Except as described below, we are not required to agree to your request for a restriction, and in some cases the restriction you request may not be permitted under law. However, if we do agree, we will be bound by our agreement unless the information is needed to provide you with emergency treatment or comply with the law. Once we have agreed to a restriction, you have the right to revoke the restriction at any time. Under some circumstances, we will also have the right to revoke the restriction as long as we notify you before doing so; in other cases, we will need your permission before we can revoke the restriction.

If you, or someone else on your behalf (other than a health plan) pays for the entire cost of a service that we provide you with, we will agree to your request that we not share protected health information relating to that service.

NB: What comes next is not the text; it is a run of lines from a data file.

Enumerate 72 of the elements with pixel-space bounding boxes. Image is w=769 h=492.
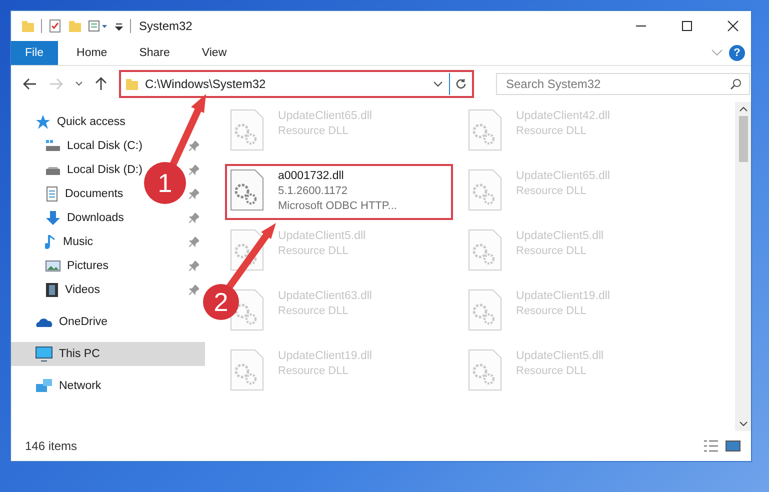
back-arrow-icon[interactable] — [23, 78, 37, 90]
nav-item[interactable]: Quick access — [11, 110, 130, 134]
search-field[interactable]: Search System32 — [496, 73, 750, 95]
nav-item[interactable]: Videos — [11, 278, 104, 302]
file-detail: Resource DLL — [278, 364, 350, 379]
file-detail: Resource DLL — [278, 244, 350, 259]
file-detail: 5.1.2600.1172 — [278, 184, 349, 199]
star-icon — [35, 114, 51, 130]
close-icon[interactable] — [727, 20, 739, 32]
search-icon[interactable] — [730, 78, 742, 90]
ribbon-tab[interactable]: Share — [126, 41, 183, 65]
file-detail: Microsoft ODBC HTTP... — [278, 199, 397, 214]
film-icon — [45, 282, 59, 298]
file-detail: Resource DLL — [516, 124, 588, 139]
window-title: System32 — [139, 19, 192, 33]
file-name[interactable]: a0001732.dll — [278, 169, 397, 184]
address-field[interactable]: C:\Windows\System32 — [121, 73, 450, 95]
music-note-icon — [45, 234, 57, 250]
scroll-thumb[interactable] — [738, 116, 748, 162]
download-icon — [45, 210, 61, 226]
nav-item[interactable]: Network — [11, 374, 106, 398]
folder-icon[interactable] — [21, 19, 35, 33]
scrollbar[interactable] — [735, 102, 751, 431]
selected-nav-item[interactable]: This PC — [11, 342, 205, 366]
cloud-icon — [35, 316, 53, 328]
dll-file-icon[interactable] — [230, 169, 264, 211]
pin-icon[interactable] — [189, 261, 199, 271]
pin-icon[interactable] — [189, 213, 199, 223]
pin-icon[interactable] — [189, 189, 199, 199]
folder-icon[interactable] — [68, 19, 82, 33]
nav-item[interactable]: Local Disk (D:) — [11, 158, 146, 182]
file-detail: Resource DLL — [516, 304, 588, 319]
large-icons-view-icon[interactable] — [725, 439, 741, 453]
step-badge: 1 — [144, 162, 186, 204]
pin-icon[interactable] — [189, 165, 199, 175]
ribbon-tab[interactable]: View — [188, 41, 240, 65]
properties-icon[interactable] — [88, 19, 108, 33]
nav-item[interactable]: Local Disk (C:) — [11, 134, 146, 158]
pin-icon[interactable] — [189, 237, 199, 247]
step-badge: 2 — [203, 284, 239, 320]
file-detail: Resource DLL — [516, 184, 588, 199]
monitor-icon — [35, 346, 53, 362]
nav-item[interactable]: Documents — [11, 182, 128, 206]
checklist-icon[interactable] — [48, 19, 62, 33]
chevron-down-icon[interactable] — [433, 81, 443, 87]
network-icon — [35, 378, 53, 394]
chevron-down-icon[interactable] — [738, 421, 748, 427]
forward-arrow-icon[interactable] — [49, 78, 63, 90]
details-view-icon[interactable] — [703, 439, 719, 453]
file-detail: Resource DLL — [278, 124, 350, 139]
ribbon-tab[interactable]: Home — [64, 41, 120, 65]
maximize-icon[interactable] — [681, 20, 693, 32]
up-arrow-icon[interactable] — [95, 77, 107, 91]
help-button[interactable]: ? — [729, 45, 745, 61]
file-detail: Resource DLL — [278, 304, 350, 319]
picture-icon — [45, 259, 61, 273]
file-detail: Resource DLL — [516, 244, 588, 259]
drive-icon — [45, 139, 61, 153]
ribbon-tab[interactable]: File — [11, 41, 58, 65]
chevron-up-icon[interactable] — [738, 106, 748, 112]
nav-item[interactable]: Music — [11, 230, 98, 254]
nav-item[interactable]: Pictures — [11, 254, 113, 278]
pin-icon[interactable] — [189, 141, 199, 151]
refresh-icon — [455, 78, 467, 90]
folder-icon — [125, 77, 139, 91]
document-icon — [45, 186, 59, 202]
nav-item[interactable]: OneDrive — [11, 310, 112, 334]
chevron-down-icon[interactable] — [75, 81, 83, 87]
file-detail: Resource DLL — [516, 364, 588, 379]
nav-item[interactable]: Downloads — [11, 206, 128, 230]
pin-icon[interactable] — [189, 285, 199, 295]
item-count: 146 items — [25, 439, 78, 453]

5. Right To Request Confidential Communications

You have the right to request that we communicate with you about your medical matters in a more confidential way by requesting that we communicate with you by alternative means or at alternative locations. For example, you may ask that we contact you by fax instead of by mail, or at work or program instead of at home. To request more confidential communications, please write to our Privacy Officer. We will not ask you the reason for your request, and we will try to accommodate all reasonable requests. Please specify in your request how or where you wish to be contacted, and how payment for your health care will be handled if we communicate with you through this alternative method or location.